EL ACCIDENTE
—¿Puedes subir las escaleras o te ayudo?
—¿Te molesta mucho?
—Me puedo quedar a darle un repaso a la casa antes de irme.
—Anda, calla. No seas bobo. Para eso soy tu hermana. ¿Cómo te iba a dejar solo recién operado?
—Bueno. Además, para mí ha sido mucho más cómodo que te quedases en mi casa, porque de otro modo hubiera tenido que venir a recogerte todos los días para llevarte al hospital, que te hicieran las curas, volver a llevarte a tu casa y luego irme a la mía.
—Claro, hombre. Bueno, pues me voy. Dame dos besos.
—Estaré bien, María. No te preocupes.
—Te llamaré, pesada.
Miguel subió los escalones con cuidado de no tropezar y entró en la casa.
—¡Mamá! —dijo la niña mirando todavía por la ventana de la habitación de sus padres—. Papá está abajo con la tía. ¡Ha vuelto a casa!
—Mamá, mira qué brecha tiene en la cabeza. ¡Le han dejado medio calvo!
—Mamá, ¿te puedo preguntar una cosa?
—Ya sé que lo han operado y todo eso, pero ¿papá está curado del todo o se va a morir?
—Es que…
—Pues, no lo sé.
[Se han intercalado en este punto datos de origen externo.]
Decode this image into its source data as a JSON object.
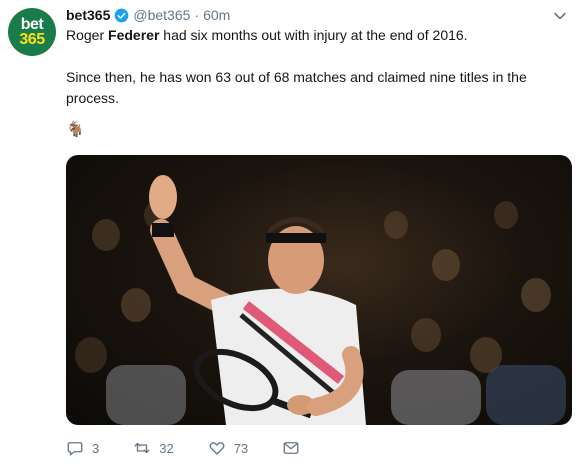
{
  "tweet": {
    "avatar": {
      "line1": "bet",
      "line2": "365"
    },
    "display_name": "bet365",
    "handle": "@bet365",
    "separator": "·",
    "time": "60m",
    "line1_prefix": "Roger ",
    "line1_bold": "Federer",
    "line1_suffix": " had six months out with injury at the end of 2016.",
    "line2": "Since then, he has won 63 out of 68 matches and claimed nine titles in the process.",
    "emoji": "🐐"
  },
  "actions": {
    "replies": "3",
    "retweets": "32",
    "likes": "73"
  },
  "colors": {
    "brand_green": "#1a7c4b",
    "brand_yellow": "#ffdf1b",
    "verified_blue": "#1da1f2",
    "muted": "#657786"
  },
  "icons": [
    "verified-badge-icon",
    "chevron-down-icon",
    "reply-icon",
    "retweet-icon",
    "like-icon",
    "message-icon"
  ]
}
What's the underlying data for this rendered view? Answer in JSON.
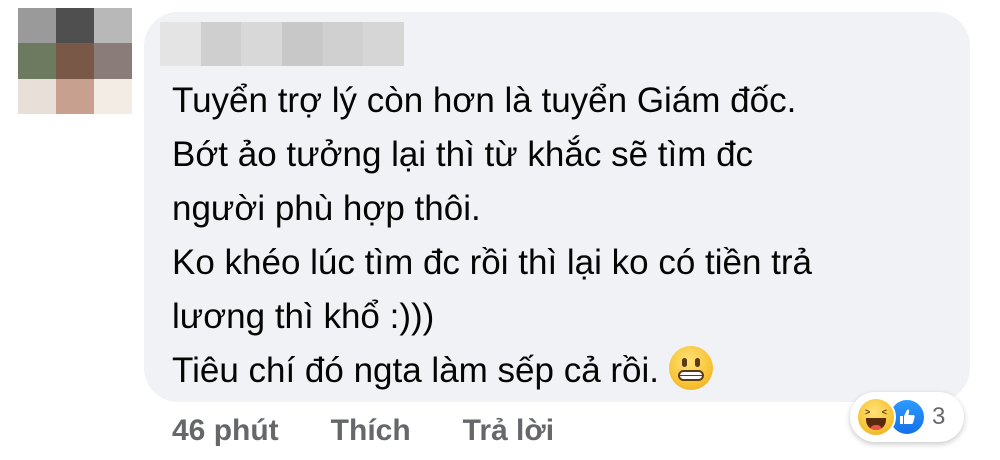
{
  "comment": {
    "author_blurred": true,
    "lines": [
      "Tuyển trợ lý còn hơn là tuyển Giám đốc.",
      "Bớt ảo tưởng lại thì từ khắc sẽ tìm đc",
      "người phù hợp thôi.",
      "Ko khéo lúc tìm đc rồi thì lại ko có tiền trả",
      "lương thì khổ :)))",
      "Tiêu chí đó ngta làm sếp cả rồi."
    ],
    "trailing_emoji": "grimacing-face-emoji"
  },
  "actions": {
    "time": "46 phút",
    "like_label": "Thích",
    "reply_label": "Trả lời"
  },
  "reactions": {
    "icons": [
      "haha-reaction-icon",
      "like-reaction-icon"
    ],
    "count": "3"
  },
  "colors": {
    "bubble_bg": "#f0f2f5",
    "meta_text": "#65676b",
    "like_blue": "#1877f2"
  },
  "avatar_pixel_colors": [
    "#9a9a9a",
    "#4f4f4f",
    "#b8b8b8",
    "#6d7a60",
    "#7a5848",
    "#8a7c78",
    "#e8e0d8",
    "#c8a090",
    "#f2ece4"
  ],
  "author_pixel_colors": [
    "#e4e4e4",
    "#cfcfcf",
    "#d8d8d8",
    "#c8c8c8",
    "#d0d0d0",
    "#d6d6d6"
  ]
}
Parecía que estaba muy mal cuando lo subieron en la ambulancia. No me gustó nada ver que se iba él solo al hospital. Yo siempre me asusto cuando me quedo sola. ¿Tú no te asustas, mamá?
—Y cuando dijiste que no podíamos ir con él, que teníamos que quedarnos en casa y confiar en que se recuperase…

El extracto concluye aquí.